La Procura di Trani ricorre in appello contro la sentenza di primo grado sullo scontro tra treni del 12 luglio 2016 tra Andria e Corato in cui morirono 23 persone e altre 51 rimasero ferite.
Il 15 giugno scorso il Tribunale ha condannato solo due dei 17 imputati, il capostazione di Andria, Vito Piccarreta (a 6 anni e 6 mesi di reclusione), e il capotreno del convoglio Andria-Corato, Nicola Lorizzo (7 anni di reclusione), assolvendo altri 14 imputati e la società Ferrotramviaria imputata per l’illecito amministrativo.
Il Tribunale in sostanza sancì che si trattò solo di un errore umano, mentre la procura sosteneva che il disastro si verificò perché non erano stati fatti adeguati investimenti per l’adeguamento dei sistemi di sicurezza sulla tratta.
Nelle 373 pagine del ricorso, la Procura chiede la riformulazione della sentenza alla Corte di Appello di Bari e spiega che «il Tribunale ha fornito una interpretazione adesiva alla prospettiva difensiva e non aderente invece alle prove».
Fra l’altro, secondo la Procura, «il collegio ha ritenuto che la responsabilità del tragico evento del 12 luglio sia ascrivibile unicamente alla condotta posta in essere da due dipendenti di Ferrotramviaria per desumerne che, poiché “il reato è stato commesso da soggetti dipendenti dell’ente, sottoposti ai poteri di direzione e vigilanza”, gravava sull’accusa l’onere di provare l’inosservanza degli obblighi di direzione e vigilanza, anche se l’ente era in ogni caso esente da responsabilità ove avesse dimostrato di avere adottato efficacemente modelli di organizzazione, gestione e controllo idonei a prevenire reati della specie di quelli verificatisi».
Il Tribunale «enumera alcune circostanze che dimostrerebbero che non vi è stata inosservanza degli obblighi di direzione e controllo: quanto riportato in questo atto di impugnazione consente di ritenere che in ogni caso vi fu inosservanza dei citati obblighi», prosegue la Procura.

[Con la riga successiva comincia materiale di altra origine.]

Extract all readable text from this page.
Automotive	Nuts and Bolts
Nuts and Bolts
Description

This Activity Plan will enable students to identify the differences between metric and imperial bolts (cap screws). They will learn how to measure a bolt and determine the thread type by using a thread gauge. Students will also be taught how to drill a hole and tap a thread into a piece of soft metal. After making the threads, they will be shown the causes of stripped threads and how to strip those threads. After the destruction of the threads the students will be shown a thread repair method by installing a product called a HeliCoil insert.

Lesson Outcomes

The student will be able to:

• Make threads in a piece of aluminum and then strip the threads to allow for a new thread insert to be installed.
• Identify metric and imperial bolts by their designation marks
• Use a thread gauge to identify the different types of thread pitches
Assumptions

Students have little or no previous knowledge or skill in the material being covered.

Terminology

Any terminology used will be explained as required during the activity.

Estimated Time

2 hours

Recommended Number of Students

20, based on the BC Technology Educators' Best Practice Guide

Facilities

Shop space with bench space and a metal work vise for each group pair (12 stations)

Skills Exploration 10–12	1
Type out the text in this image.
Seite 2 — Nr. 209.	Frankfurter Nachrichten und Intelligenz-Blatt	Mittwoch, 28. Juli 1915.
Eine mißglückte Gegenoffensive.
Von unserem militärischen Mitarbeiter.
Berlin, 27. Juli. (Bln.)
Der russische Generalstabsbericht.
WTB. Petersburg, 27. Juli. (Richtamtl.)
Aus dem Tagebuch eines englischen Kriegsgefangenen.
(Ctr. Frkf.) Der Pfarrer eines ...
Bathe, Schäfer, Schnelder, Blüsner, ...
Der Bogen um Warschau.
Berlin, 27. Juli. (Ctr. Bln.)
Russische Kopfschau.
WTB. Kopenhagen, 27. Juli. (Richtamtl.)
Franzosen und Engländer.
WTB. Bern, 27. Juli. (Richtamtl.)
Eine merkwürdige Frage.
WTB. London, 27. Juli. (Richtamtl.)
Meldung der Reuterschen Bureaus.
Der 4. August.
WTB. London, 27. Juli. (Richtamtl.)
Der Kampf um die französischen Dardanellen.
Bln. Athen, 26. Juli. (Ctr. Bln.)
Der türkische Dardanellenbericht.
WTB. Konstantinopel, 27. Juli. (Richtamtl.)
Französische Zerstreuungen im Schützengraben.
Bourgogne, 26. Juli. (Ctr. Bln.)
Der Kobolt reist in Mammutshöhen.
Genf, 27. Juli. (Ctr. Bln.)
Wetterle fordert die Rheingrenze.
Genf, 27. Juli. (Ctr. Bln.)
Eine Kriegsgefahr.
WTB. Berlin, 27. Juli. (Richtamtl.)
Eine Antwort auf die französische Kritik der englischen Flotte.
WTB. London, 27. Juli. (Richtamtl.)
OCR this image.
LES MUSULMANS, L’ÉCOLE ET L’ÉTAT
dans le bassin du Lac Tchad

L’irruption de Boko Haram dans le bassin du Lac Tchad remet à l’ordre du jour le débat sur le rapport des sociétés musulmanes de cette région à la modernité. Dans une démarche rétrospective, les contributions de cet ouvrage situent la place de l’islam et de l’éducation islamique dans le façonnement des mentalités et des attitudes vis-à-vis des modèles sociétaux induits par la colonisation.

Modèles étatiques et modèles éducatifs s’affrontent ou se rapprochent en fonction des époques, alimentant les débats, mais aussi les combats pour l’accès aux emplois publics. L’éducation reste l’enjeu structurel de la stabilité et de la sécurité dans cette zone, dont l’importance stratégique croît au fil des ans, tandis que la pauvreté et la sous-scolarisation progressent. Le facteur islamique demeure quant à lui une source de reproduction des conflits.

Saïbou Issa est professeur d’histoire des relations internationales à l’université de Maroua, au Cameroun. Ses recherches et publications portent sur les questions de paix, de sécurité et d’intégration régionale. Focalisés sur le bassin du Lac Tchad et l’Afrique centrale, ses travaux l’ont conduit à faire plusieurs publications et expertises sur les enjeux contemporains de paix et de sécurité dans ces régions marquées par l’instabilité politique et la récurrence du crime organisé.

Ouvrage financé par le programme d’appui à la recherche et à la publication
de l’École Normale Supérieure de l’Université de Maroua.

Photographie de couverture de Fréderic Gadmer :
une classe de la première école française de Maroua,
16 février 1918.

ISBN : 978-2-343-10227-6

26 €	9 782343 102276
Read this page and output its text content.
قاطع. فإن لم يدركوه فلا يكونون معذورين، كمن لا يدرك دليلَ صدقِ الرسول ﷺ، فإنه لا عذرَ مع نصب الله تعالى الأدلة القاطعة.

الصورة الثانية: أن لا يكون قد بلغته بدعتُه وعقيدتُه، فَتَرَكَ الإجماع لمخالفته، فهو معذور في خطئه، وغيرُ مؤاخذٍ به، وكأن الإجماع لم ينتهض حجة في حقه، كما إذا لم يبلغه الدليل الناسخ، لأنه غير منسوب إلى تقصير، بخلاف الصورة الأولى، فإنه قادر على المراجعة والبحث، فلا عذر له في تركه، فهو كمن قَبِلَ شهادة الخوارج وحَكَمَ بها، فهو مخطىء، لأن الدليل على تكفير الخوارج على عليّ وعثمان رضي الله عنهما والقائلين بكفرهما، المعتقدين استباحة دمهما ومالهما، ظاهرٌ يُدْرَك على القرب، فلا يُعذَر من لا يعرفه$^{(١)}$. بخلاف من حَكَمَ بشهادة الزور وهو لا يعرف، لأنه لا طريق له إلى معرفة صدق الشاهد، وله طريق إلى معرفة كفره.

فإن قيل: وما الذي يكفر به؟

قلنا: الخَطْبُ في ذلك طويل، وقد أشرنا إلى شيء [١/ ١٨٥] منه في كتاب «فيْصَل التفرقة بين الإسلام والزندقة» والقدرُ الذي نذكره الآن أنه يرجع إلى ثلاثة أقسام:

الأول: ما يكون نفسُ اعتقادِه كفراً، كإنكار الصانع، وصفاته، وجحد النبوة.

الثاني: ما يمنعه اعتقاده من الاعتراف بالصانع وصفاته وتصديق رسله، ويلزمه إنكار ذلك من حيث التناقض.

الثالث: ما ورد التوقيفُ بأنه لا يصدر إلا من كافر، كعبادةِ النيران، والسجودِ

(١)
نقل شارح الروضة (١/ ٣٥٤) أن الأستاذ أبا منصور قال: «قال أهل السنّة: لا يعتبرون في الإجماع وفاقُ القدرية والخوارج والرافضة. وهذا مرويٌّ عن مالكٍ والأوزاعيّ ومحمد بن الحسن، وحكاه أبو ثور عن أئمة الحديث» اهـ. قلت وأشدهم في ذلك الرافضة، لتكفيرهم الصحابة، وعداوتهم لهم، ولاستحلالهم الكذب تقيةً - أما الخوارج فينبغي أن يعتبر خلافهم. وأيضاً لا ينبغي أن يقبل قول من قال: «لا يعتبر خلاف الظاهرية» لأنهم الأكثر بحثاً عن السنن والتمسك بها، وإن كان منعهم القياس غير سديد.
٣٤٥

«Il Tribunale da un lato ammette, correttamente, che la sicurezza ferroviaria rientra tra i profili dei quali il datore di lavoro deve occuparsi e dall’altro – evidenzia l’accusa – non desume dalla assenza della previsione di adeguate misure idonee a prevenire il mancato distanziamento dei treni una radicale inadeguatezza sia del documento valutazione rischi che del modello organizzativo, riducendo il dovere di adottare misure efficaci alla mera osservanza di quelli che ritiene essere gli unici obblighi di legge dettati in materia».